This is an incremental bug-fix for iphone.
Some people were reporting instability in their builds – so we took a long look at the code and tidied some stuff up.
Of course – it’s a good a time as any to add in a quick new feature.
A couple of users had asked for a quick way to reset the map view – so they could see both their own and their friend’s location – here it is.
Suppose you’re zoomed into yourself like this:
Just shake the phone – as per the title of the blog post – and…as if by magic 😉
The view resets.
That’s it – lookout for automatic reply on iphone coming very soon.
[btw – for the geekier/geekiest amongst you – there is a bug on iphone o/s 4.1 that we recently discovered. It will not affect you if you simply upgrade echoecho (or any other location based application). However if you uninstall an older version of echoecho (or any other location based application) and then try to install it again from the appstore – the application will fail. The solution…until Apple fixes the bug – is to reboot the phone before reinstalling the app.]
Thanks to Knowlton Thomas for a positive post on the Techvibes blog that looks at echoecho in a bit more depth – even mentioning where we sourced some of our initial funding.
Knowlton alludes to Foursquare and Facebook Places in his opening line. In fact, we are seeing more and more folks using echoecho as a means to follow up with friends who checked in at a venue – essentially to find out if they are still there or somewhere nearby. Finally a use case which truly acknowledges our name.
Are you still there, there, there?
Ewan Spence (@Ewan) gave echoecho a nice write-up with lots of screenshots at the All About Symbian website.
“There’s a lot to like about EchoEcho, and the fact that it turns the location ‘game’ around so you don’t have to broadcast where you are all the time; rather, just whisper to people where you are at the exact time they are interested in finding out.”
Ever the sceptic Ewan grudgingly admits that there’s no way to do this better.
Good man 😉
I last mentioned Richard Uren’s company Handset Detection way back in January but not only has his service been happily humming along underpinning echoecho but he’s also been quite busy improving various aspects of the service.
His API is very capable (it goes way beyond what we will ever need – but it’s absolutely vital for anybody building a cross platform app or web experience….i.e. for LOTS of people ;))
Anyway I was discussing some stuff with him today and I asked him to run an analysis on Android/Blackberry O/S usage – I was particularly interested in how many people keep their software uptodate.

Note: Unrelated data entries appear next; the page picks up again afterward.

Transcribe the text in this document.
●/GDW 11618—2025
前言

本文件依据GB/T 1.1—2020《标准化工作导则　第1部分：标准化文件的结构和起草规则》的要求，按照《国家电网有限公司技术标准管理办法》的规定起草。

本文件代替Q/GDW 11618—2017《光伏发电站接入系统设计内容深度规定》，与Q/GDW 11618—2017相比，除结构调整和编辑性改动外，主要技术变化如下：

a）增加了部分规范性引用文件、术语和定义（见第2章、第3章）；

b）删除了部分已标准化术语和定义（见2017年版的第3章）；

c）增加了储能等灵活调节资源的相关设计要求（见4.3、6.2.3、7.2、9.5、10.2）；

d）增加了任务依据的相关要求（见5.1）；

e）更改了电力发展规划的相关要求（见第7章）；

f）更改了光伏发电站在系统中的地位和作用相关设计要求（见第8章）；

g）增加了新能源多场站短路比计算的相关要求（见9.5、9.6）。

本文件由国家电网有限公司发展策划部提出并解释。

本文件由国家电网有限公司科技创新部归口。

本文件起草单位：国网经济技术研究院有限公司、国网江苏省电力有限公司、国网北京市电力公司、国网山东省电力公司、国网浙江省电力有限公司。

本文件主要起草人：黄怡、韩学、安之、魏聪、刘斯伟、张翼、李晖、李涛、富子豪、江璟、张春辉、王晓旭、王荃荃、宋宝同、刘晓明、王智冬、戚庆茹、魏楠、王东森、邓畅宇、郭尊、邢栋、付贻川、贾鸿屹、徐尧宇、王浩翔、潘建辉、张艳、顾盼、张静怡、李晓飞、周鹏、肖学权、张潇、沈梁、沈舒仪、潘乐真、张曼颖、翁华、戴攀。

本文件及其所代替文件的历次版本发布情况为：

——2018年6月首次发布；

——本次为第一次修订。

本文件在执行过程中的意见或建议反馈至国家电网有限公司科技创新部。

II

Two bits of the stats jumped out at me (just to clarify these analyses were informally run by hand on Handset Detection’s own internal database)
As of August – Android 2.2 (Froyo) usage is at 50% of all Android usage. And growing.
That’s amazing – considering that Android 2.2 is barely official on a couple of handsets.
As for Blackberry – that’s also interesting – 52% of devices run 5.x or greater o/s. 48% of devices are on an older operating system (I presume 4.6.x or 4.2.x).
So if you’re a developer and you’re thinking about taking the leap into push notifications (only supported on Android 2.2 and higher and Blackberry 5.0 and higher) then…stop thinking.
One of our fans Max Smolev came up with a cool idea here
“I think Echoecho should co-operate with Evite and other invitations services — so that participants could be automatically “pinged” in one swoop, and a map with their locations would be a great visual aid to see at which stage your group moviegoing is right now.”
Good idea dude…just when we think we’re covering all the bases – nice to have people suggest new stuff.
There was quite a lot of traffic to this blog (and additional discussion about privacy) as a result of a techcrunch article referencing a post from a week or so ago.
I thought it was worth expanding on this a little more – inspired by one of the blog readers comments let me start by saying that technical difficulty in and of itself is rarely an obstacle to most privacy related issues.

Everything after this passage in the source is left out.